И от этого «Жиррраф!» – как от сверкнувшей в темноте спички, к жизни была в миг вызвана, казалось бы, сданная в архив дней картинка, – но тут вдруг оказалось – живейшая, живо скакнувшая из памяти наружу, вместе с какими-то совсем нежными, совсем сокровенными, теперь казавшимися непереводимо детскими, воспоминаниями, вместе со всеми тончайшими, запредельно высокими нотками, вместе со всеми недосягаемо чисто звенящими незримыми струнками, вместе с нежным апрельским оранжевым вечером, когда Склеп впервые водил их в Москву Нагорную, в синагогу и баптистский молельный дом – и вместе с жутким черным подвалом – и Елена в секунду ощутила себя так, будто в нее влупила огромная шаровая молния, случайно влетевшая в квартиру с Дябелевской лестничной клетки, миновавшая всех толпящихся в прихожей, и, долетев до нее, шебанувшая, что есть сил – но удивительным образом оставившая ее в живых.
На бегу, вприпрыжку умудряясь завязывать кеды, падая на частокол стоящих и в прихожей и на лестничной клетке людей, Елена пыталась разыскать в толпе Евгения – хотя ровным счетом не знала, как ему об этом чуде сказать – когда найдет.
Тайна, разгадку которой, она была уверена, не узнает до конца жизни – вдруг на ее глазах разгадала саму себя со сверхъестественной простотой – этим пятилетним мальчиком – и этим смешным картавым человеком – картавню́ которого сличить с тем картавым подвалом, без явления самого мальчика, было бы невозможным. И теперь, когда она, истошно распихивая локтями не понятно откуда взявшихся в коридоре отвратительных юных бугаев, продиралась вперед в поисках Евгения, ей даже не казалось случайным, что она в квартиру Дябелева, после происшествия во дворе, вернулась: «Ах какое чудо! Так не бывает! Таких совпадений не может быть. Чудо… Чудо… Не может быть…» – шептала она себе под нос, судорожно сопоставляя и монтируя в памяти все мелкие осколки незначительных совпадений, которые теперь смотрелись идеально соединенными камушками сияющей тропинки, которая ее сюда, в эту квартиру, вообще привела – и, пытаясь не позволять встречным согражданам топтать свои кеды – в особенности потому что правый, белоснежный шнурок так и остался не завязанным и угрожающе-беззащитно волочился обоими кончиками по паркету – прыгала то на одной, то на другой, вышибая паркетины (устойчивыми казавшиеся только тогда, если на другой половине стояли как гиря, как противовес, еще как минимум две-три анонимные ноги) – все ближе и ближе мигрировала в галдящем хаосе к кухне.
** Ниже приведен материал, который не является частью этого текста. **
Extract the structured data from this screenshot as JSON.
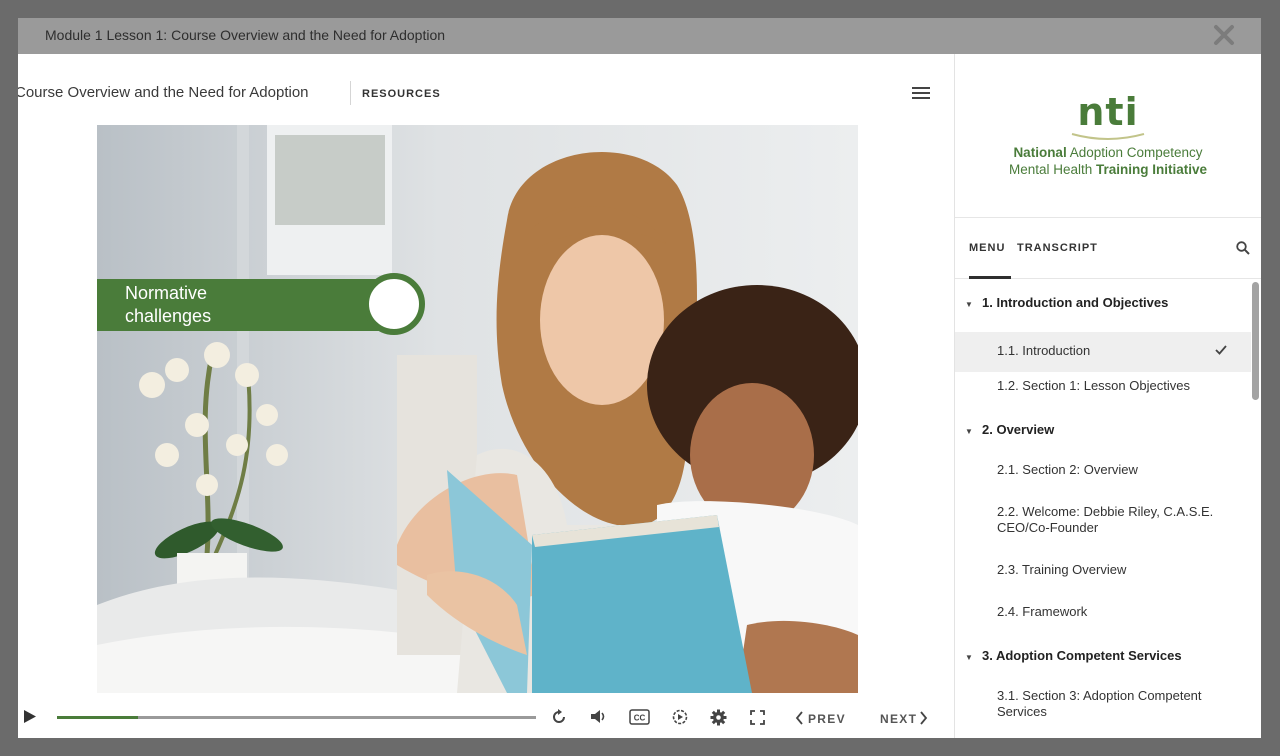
{
  "window": {
    "title": "Module 1 Lesson 1: Course Overview and the Need for Adoption"
  },
  "topbar": {
    "lesson_title": "Course Overview and the Need for Adoption",
    "resources_label": "RESOURCES"
  },
  "slide": {
    "banner_text": "Normative challenges"
  },
  "controls": {
    "progress": 0.17,
    "prev_label": "PREV",
    "next_label": "NEXT"
  },
  "logo": {
    "brand": "nti",
    "line1_bold": "National",
    "line1_rest": "Adoption Competency",
    "line2_rest": "Mental Health",
    "line2_bold": "Training Initiative"
  },
  "tabs": {
    "menu": "MENU",
    "transcript": "TRANSCRIPT"
  },
  "menu": [
    {
      "label": "1. Introduction and Objectives",
      "type": "section"
    },
    {
      "label": "1.1. Introduction",
      "type": "item",
      "active": true,
      "checked": true
    },
    {
      "label": "1.2. Section 1: Lesson Objectives",
      "type": "item"
    },
    {
      "label": "2. Overview",
      "type": "section"
    },
    {
      "label": "2.1. Section 2: Overview",
      "type": "item"
    },
    {
      "label": "2.2. Welcome: Debbie Riley, C.A.S.E. CEO/Co-Founder",
      "type": "item"
    },
    {
      "label": "2.3. Training Overview",
      "type": "item"
    },
    {
      "label": "2.4. Framework",
      "type": "item"
    },
    {
      "label": "3. Adoption Competent Services",
      "type": "section"
    },
    {
      "label": "3.1. Section 3: Adoption Competent Services",
      "type": "item"
    }
  ],
  "colors": {
    "accent": "#4a7c3a",
    "frame": "#6b6b6b",
    "titlebar": "#9a9a9a"
  }
}
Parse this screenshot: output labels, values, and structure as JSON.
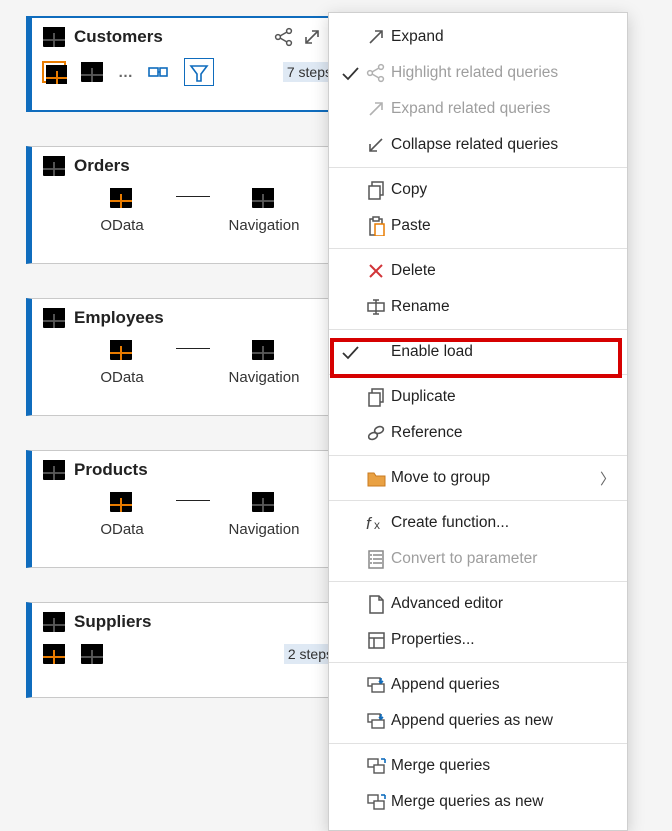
{
  "cards": {
    "customers": {
      "name": "Customers",
      "steps_label": "7 steps"
    },
    "orders": {
      "name": "Orders",
      "pipe1": "OData",
      "pipe2": "Navigation"
    },
    "employees": {
      "name": "Employees",
      "pipe1": "OData",
      "pipe2": "Navigation"
    },
    "products": {
      "name": "Products",
      "pipe1": "OData",
      "pipe2": "Navigation"
    },
    "suppliers": {
      "name": "Suppliers",
      "steps_label": "2 steps"
    }
  },
  "menu": {
    "expand": "Expand",
    "highlight_related": "Highlight related queries",
    "expand_related": "Expand related queries",
    "collapse_related": "Collapse related queries",
    "copy": "Copy",
    "paste": "Paste",
    "delete": "Delete",
    "rename": "Rename",
    "enable_load": "Enable load",
    "duplicate": "Duplicate",
    "reference": "Reference",
    "move_to_group": "Move to group",
    "create_function": "Create function...",
    "convert_to_parameter": "Convert to parameter",
    "advanced_editor": "Advanced editor",
    "properties": "Properties...",
    "append_queries": "Append queries",
    "append_queries_as_new": "Append queries as new",
    "merge_queries": "Merge queries",
    "merge_queries_as_new": "Merge queries as new"
  }
}
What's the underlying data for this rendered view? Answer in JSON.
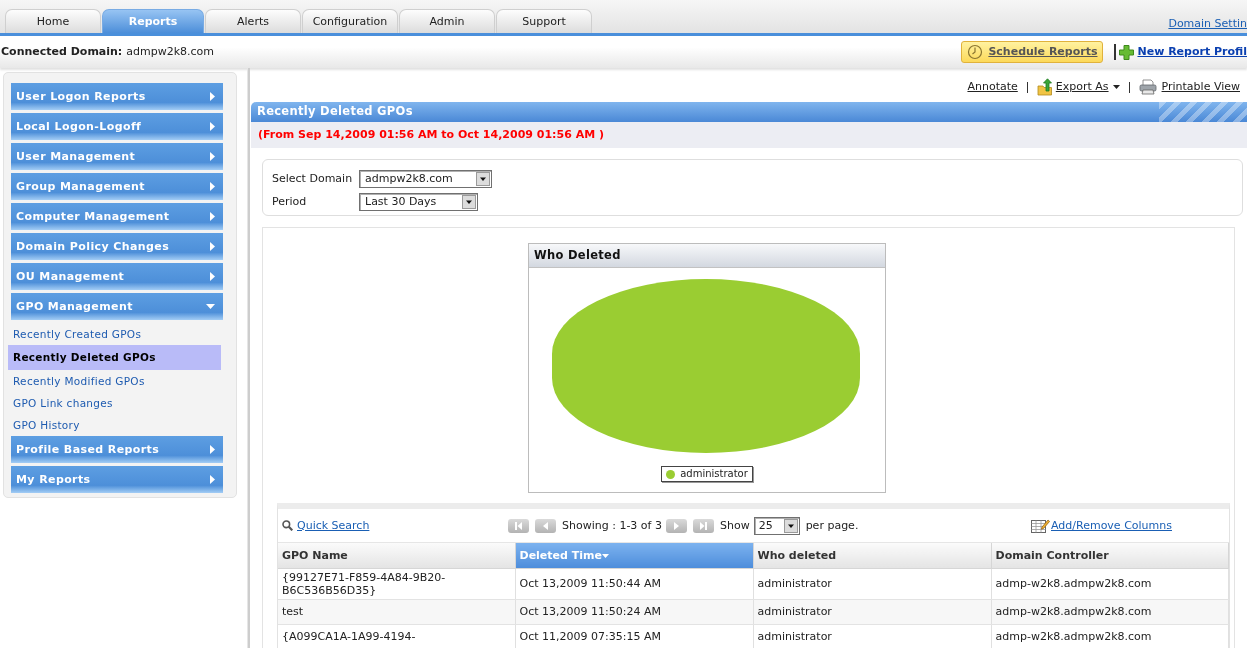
{
  "top_nav": {
    "tabs": [
      {
        "label": "Home",
        "selected": false
      },
      {
        "label": "Reports",
        "selected": true
      },
      {
        "label": "Alerts",
        "selected": false
      },
      {
        "label": "Configuration",
        "selected": false
      },
      {
        "label": "Admin",
        "selected": false
      },
      {
        "label": "Support",
        "selected": false
      }
    ],
    "domain_settings_link": "Domain Settin"
  },
  "domain_bar": {
    "label": "Connected Domain:",
    "value": "admpw2k8.com",
    "schedule_button": "Schedule Reports",
    "new_profile_link": "New Report Profil"
  },
  "sidebar": {
    "items": [
      {
        "label": "User Logon Reports",
        "expanded": false
      },
      {
        "label": "Local Logon-Logoff",
        "expanded": false
      },
      {
        "label": "User Management",
        "expanded": false
      },
      {
        "label": "Group Management",
        "expanded": false
      },
      {
        "label": "Computer Management",
        "expanded": false
      },
      {
        "label": "Domain Policy Changes",
        "expanded": false
      },
      {
        "label": "OU Management",
        "expanded": false
      },
      {
        "label": "GPO Management",
        "expanded": true,
        "children": [
          {
            "label": "Recently Created GPOs",
            "selected": false
          },
          {
            "label": "Recently Deleted GPOs",
            "selected": true
          },
          {
            "label": "Recently Modified GPOs",
            "selected": false
          },
          {
            "label": "GPO Link changes",
            "selected": false
          },
          {
            "label": "GPO History",
            "selected": false
          }
        ]
      },
      {
        "label": "Profile Based Reports",
        "expanded": false
      },
      {
        "label": "My Reports",
        "expanded": false
      }
    ]
  },
  "toolbar": {
    "annotate": "Annotate",
    "export": "Export As",
    "print": "Printable View"
  },
  "report": {
    "title": "Recently Deleted GPOs",
    "date_range": "(From Sep 14,2009 01:56 AM to Oct 14,2009 01:56 AM )",
    "filters": [
      {
        "label": "Select Domain",
        "value": "admpw2k8.com"
      },
      {
        "label": "Period",
        "value": "Last 30 Days"
      }
    ]
  },
  "chart": {
    "title": "Who Deleted",
    "legend": [
      {
        "label": "administrator",
        "color": "#9acd32"
      }
    ]
  },
  "table": {
    "quick_search": "Quick Search",
    "paging": "Showing : 1-3 of 3",
    "show_label": "Show",
    "page_size": "25",
    "per_page": "per page.",
    "columns_link": "Add/Remove Columns",
    "columns": [
      {
        "label": "GPO Name",
        "sorted": false
      },
      {
        "label": "Deleted Time",
        "sorted": true
      },
      {
        "label": "Who deleted",
        "sorted": false
      },
      {
        "label": "Domain Controller",
        "sorted": false
      }
    ],
    "rows": [
      [
        "{99127E71-F859-4A84-9B20-B6C536B56D35}",
        "Oct 13,2009 11:50:44 AM",
        "administrator",
        "admp-w2k8.admpw2k8.com"
      ],
      [
        "test",
        "Oct 13,2009 11:50:24 AM",
        "administrator",
        "admp-w2k8.admpw2k8.com"
      ],
      [
        "{A099CA1A-1A99-4194-",
        "Oct 11,2009 07:35:15 AM",
        "administrator",
        "admp-w2k8.admpw2k8.com"
      ]
    ]
  }
}
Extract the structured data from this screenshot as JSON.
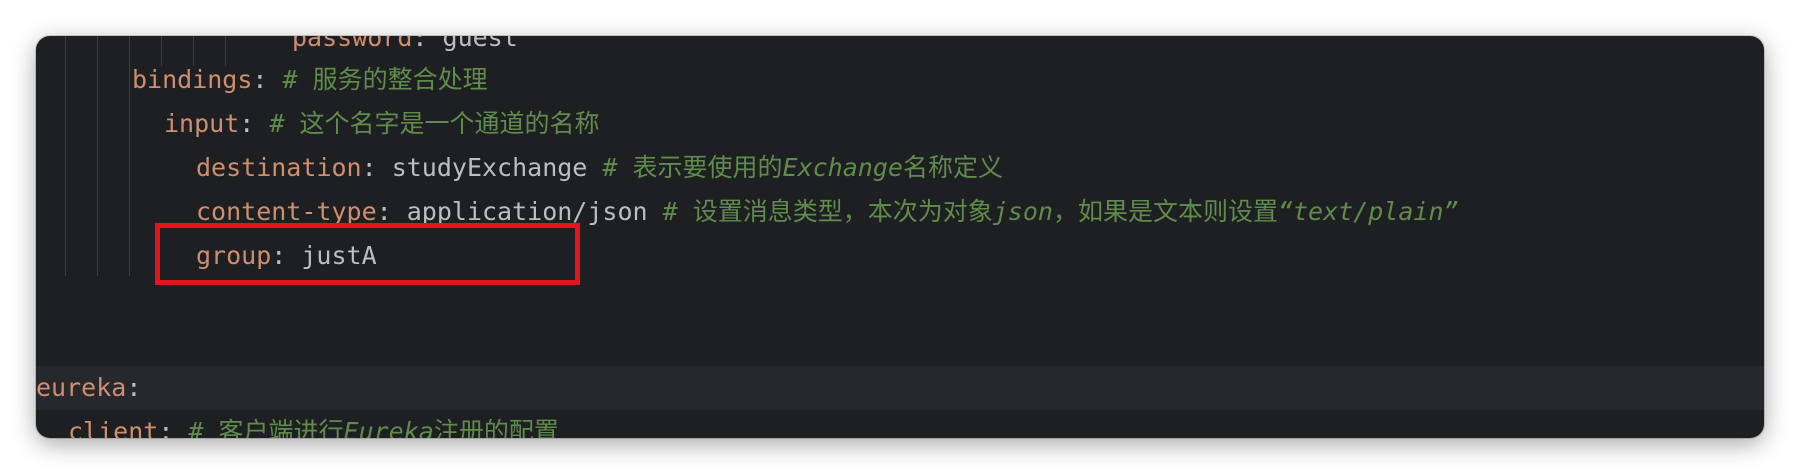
{
  "editor": {
    "lines": [
      {
        "key": "password",
        "sep": ": ",
        "value": "guest",
        "comment": []
      },
      {
        "key": "bindings",
        "sep": ": ",
        "value": "",
        "comment": [
          {
            "text": "# 服务的整合处理",
            "italic": false
          }
        ]
      },
      {
        "key": "input",
        "sep": ": ",
        "value": "",
        "comment": [
          {
            "text": "# 这个名字是一个通道的名称",
            "italic": false
          }
        ]
      },
      {
        "key": "destination",
        "sep": ": ",
        "value": "studyExchange ",
        "comment": [
          {
            "text": "# 表示要使用的",
            "italic": false
          },
          {
            "text": "Exchange",
            "italic": true
          },
          {
            "text": "名称定义",
            "italic": false
          }
        ]
      },
      {
        "key": "content-type",
        "sep": ": ",
        "value": "application/json ",
        "comment": [
          {
            "text": "# 设置消息类型，本次为对象",
            "italic": false
          },
          {
            "text": "json",
            "italic": true
          },
          {
            "text": "，如果是文本则设置",
            "italic": false
          },
          {
            "text": "“text/plain”",
            "italic": true
          }
        ]
      },
      {
        "key": "group",
        "sep": ": ",
        "value": "justA",
        "comment": []
      },
      {
        "key": "eureka",
        "sep": ":",
        "value": "",
        "comment": []
      },
      {
        "key": "client",
        "sep": ": ",
        "value": "",
        "comment": [
          {
            "text": "# 客户端进行",
            "italic": false
          },
          {
            "text": "Eureka",
            "italic": true
          },
          {
            "text": "注册的配置",
            "italic": false
          }
        ]
      }
    ]
  },
  "colors": {
    "background": "#1e1f22",
    "key": "#cf8e6d",
    "value": "#bcbec4",
    "comment": "#5f8c4a",
    "highlight_box": "#e5141c",
    "current_line": "#26282e"
  }
}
На кухне, наконец, наткнулась на Евгения: стоя спиной к гигантской ржавой газовой колонке, висевшей в дальнем углу у окна, он сдавал мальца с рук на руки как раз тем двум женщинам-хохотушкам, которых Елена прежде, в пятницу, увидела здесь, в этой квартире первыми, – чтобы они его понянчили. Электрический свет из засиженного мухами желтого круглого плафона делал явными и сигаретные прожоги на и так не блиставшей чистотой старой пестрой клеенке с пионами, и летающую над бойлером черную замусоренную паутину, одна сторона которой оторвалась и парила в воздухе, и которую пауку давно уже пора было бы сдать в утиль.
– Главное, смотрррите, чтобы пррри нем не курррили! И не орррали! – по-деловому отдавал распоряжения Евгений, жеманно держа тремя пальцами высоко в воздухе, за кисточку, как какую-то сорванную ягоду, снятый с мальца розовый вязаный чепчик, а другой рукой стягивая с него синюю куртку, и длинный вязаный полосатый радужный шарфик, и теплую, с ажуром, вязаную розовую кофту на крупных девичьих пуговицах. – Жиррраф, ты понял? – присел Евгений уже на корточки и развернул к себе лицом неповоротливого, увалисто, как кукла (из-за разоблачения многослойных одежд) двигавшегося мальчика. – Если пррри тебе тёти начнут курррить – тут же говоррришь им: пошли все вон отсюда!… Что вы на меня так смотрррите? – распрямился Евгений, заметив вдруг немо застывшую на пороге Елену и медленно окинул ее с головы до ног ироничным, с явной издевкой, взглядом. – Что снова случилось?